Organic Milk Coop Launches Year of the Bat with the help of Kate Humble
Forget the Year of the Dragon, 2012 is all about the humble bat according to a group of organic dairy farmers. The Organic Milk Cooperative is launching its very own Year of the Bat this spring in a bid to highlight the plight of these endangered mammals – and it has the backing of wildlife presenter, Kate Humble.
The 400 strong group of organic farmers is planning a host of bat focused activities for 2012, including Bat Walks, making bat boxes, Hedgerow Safaris and hands-on educational workshops for kids. A key element to the Year of the Bat will be the Big Bat Count, with the cooperative aiming to monitor bat life on at least 10% of its farms across the UK. The results of this will also be fed into the Bat Conservation Trust's (BCT) Big Bat Map.
Gill Crane, who is heading up the cooperative’s Year of the Bat activity, explains:
“We want to obtain a snapshot of the bat activity on our organic dairy farms, so we can see where we have bats and what types of bats are making their homes on them. It’s fantastic that we can also feed into what the BCT is doing and help to identify bat hotspots in the UK.”
Kate Humble comments: “The Organic Milk Cooperative’s Year of the Bat is a great way of helping people get to know more about these fascinating creatures. Bats are at risk due to habitat decline and the use of chemical pesticides, which damage their food supply. Often maligned or misunderstood, bats play a vital role. They are excellent biodiversity indicators and tell us about the health of this country's ecosystems. I hope this initiative will help people understand and appreciate bats, rather than fear them.”
There are 18 species of bat in the UK, all of which are fully protected. However, despite this, there has been a disturbing decline in the number of bats over the last century, which has been partly attributed to the destruction of hedgerows, which are excellent feeding areas for bats. In one study, rare Greater and Lesser Horseshoe bats were found only on organic farms*, which may be because they feed on dung beetles, which are destroyed by a worming preparation commonly used on non-organic farms.

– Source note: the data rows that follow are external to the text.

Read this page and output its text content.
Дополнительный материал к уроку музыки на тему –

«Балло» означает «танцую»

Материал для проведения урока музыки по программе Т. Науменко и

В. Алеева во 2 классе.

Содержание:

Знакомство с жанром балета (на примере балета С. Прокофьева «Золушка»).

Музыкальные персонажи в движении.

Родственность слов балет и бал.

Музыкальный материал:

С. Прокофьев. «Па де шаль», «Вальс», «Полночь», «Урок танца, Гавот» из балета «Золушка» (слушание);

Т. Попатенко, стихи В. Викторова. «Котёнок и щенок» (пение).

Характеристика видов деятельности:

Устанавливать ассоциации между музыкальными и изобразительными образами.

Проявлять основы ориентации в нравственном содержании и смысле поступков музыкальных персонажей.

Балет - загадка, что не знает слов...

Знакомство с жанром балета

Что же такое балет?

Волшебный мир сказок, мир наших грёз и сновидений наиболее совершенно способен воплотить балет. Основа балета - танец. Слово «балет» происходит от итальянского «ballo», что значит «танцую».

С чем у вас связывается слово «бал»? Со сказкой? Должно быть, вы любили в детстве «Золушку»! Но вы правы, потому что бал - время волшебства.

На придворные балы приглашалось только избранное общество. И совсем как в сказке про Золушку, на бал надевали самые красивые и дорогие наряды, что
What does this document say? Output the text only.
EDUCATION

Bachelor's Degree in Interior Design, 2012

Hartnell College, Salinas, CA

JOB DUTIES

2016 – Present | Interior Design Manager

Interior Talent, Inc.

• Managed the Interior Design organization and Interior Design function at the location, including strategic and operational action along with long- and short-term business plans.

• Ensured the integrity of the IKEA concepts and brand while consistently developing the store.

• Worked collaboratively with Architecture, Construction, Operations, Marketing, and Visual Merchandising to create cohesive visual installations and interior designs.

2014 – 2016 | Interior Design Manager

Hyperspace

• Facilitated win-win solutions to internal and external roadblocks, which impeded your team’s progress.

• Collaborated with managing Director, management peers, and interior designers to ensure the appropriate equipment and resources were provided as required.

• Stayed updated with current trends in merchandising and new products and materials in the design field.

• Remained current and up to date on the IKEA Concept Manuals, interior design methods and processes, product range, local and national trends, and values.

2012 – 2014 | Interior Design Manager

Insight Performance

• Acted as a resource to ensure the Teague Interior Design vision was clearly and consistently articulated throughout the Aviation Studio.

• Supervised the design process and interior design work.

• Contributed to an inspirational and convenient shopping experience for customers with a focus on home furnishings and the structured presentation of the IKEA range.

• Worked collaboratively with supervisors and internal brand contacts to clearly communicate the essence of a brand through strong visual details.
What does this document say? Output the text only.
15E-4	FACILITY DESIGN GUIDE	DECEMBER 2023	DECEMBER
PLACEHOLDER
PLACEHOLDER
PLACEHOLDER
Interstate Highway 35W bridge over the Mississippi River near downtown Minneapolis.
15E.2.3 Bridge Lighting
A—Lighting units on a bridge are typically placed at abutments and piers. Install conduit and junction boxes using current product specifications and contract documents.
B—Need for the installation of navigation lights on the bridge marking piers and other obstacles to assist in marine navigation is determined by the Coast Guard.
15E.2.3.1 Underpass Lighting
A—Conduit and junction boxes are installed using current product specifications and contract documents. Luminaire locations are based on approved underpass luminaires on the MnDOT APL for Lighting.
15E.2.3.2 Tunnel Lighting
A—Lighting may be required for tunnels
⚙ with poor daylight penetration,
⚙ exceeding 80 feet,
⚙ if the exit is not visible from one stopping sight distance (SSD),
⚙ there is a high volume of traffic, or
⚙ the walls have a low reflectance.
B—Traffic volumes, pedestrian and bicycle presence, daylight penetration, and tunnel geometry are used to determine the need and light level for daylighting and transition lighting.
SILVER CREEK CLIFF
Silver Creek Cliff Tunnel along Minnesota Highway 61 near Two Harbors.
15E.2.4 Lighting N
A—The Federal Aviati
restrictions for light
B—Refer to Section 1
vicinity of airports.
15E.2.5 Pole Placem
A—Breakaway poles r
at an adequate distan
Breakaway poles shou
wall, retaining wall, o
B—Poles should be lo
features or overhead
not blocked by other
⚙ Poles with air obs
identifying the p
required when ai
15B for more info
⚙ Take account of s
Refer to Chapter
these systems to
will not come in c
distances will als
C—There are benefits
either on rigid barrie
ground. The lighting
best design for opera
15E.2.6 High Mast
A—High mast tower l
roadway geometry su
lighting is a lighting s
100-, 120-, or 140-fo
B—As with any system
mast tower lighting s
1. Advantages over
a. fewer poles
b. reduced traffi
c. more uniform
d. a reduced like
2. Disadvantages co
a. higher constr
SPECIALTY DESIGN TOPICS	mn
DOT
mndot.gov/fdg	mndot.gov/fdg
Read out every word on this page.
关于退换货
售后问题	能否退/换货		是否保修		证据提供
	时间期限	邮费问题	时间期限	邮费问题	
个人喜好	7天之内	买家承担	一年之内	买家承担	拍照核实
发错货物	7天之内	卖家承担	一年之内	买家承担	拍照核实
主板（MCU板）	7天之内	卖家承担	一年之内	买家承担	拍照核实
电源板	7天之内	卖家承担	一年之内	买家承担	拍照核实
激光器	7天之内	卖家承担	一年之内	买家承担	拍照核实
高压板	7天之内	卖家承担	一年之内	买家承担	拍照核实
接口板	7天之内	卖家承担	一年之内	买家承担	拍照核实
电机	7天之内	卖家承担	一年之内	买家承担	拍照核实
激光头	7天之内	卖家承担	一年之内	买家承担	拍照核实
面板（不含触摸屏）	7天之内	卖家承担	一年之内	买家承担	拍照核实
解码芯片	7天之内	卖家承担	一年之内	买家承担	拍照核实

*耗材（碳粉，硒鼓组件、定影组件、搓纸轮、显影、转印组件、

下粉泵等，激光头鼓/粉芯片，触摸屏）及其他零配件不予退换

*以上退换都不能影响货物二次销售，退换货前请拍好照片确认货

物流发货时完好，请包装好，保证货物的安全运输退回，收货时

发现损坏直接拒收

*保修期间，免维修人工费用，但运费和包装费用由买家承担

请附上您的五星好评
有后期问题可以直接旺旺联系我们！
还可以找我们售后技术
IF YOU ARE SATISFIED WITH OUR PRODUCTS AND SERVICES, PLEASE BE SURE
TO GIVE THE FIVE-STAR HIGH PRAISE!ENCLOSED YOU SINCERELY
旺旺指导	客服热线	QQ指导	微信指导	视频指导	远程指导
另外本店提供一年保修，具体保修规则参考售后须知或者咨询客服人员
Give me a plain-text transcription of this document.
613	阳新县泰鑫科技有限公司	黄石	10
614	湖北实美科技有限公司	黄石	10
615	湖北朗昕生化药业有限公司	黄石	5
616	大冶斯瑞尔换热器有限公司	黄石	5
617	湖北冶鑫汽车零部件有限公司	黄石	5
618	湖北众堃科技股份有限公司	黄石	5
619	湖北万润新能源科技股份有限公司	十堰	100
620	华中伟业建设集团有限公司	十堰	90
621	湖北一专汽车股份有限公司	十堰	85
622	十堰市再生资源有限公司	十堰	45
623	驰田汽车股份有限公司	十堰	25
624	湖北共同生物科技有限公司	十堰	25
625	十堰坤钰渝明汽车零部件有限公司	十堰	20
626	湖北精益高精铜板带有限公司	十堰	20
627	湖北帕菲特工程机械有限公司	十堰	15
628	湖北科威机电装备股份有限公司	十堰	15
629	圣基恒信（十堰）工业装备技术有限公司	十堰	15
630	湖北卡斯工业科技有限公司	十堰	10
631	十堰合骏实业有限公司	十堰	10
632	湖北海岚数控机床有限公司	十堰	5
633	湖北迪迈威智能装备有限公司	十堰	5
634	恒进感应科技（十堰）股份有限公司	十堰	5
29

Gill continues: “Organic hedgerows are really important habitats for bats who feast on the countless insects that hedgerows attract. Our farmers are encouraged to leave some hedgerow plants to grow taller to create a ‘canopy effect’ that is particularly good for foraging bats.
Julia Hanmer, Chief Executive of the Bat Conservation Trust adds “Farms are important bat habitats, as bats live in farm buildings and trees, commute along hedgerows and treelines to reach insect rich hunting grounds over fields and ponds and woods. The Organic Milk Cooperative’s Year of the Bat will celebrate these amazing, but much misunderstood mammals.”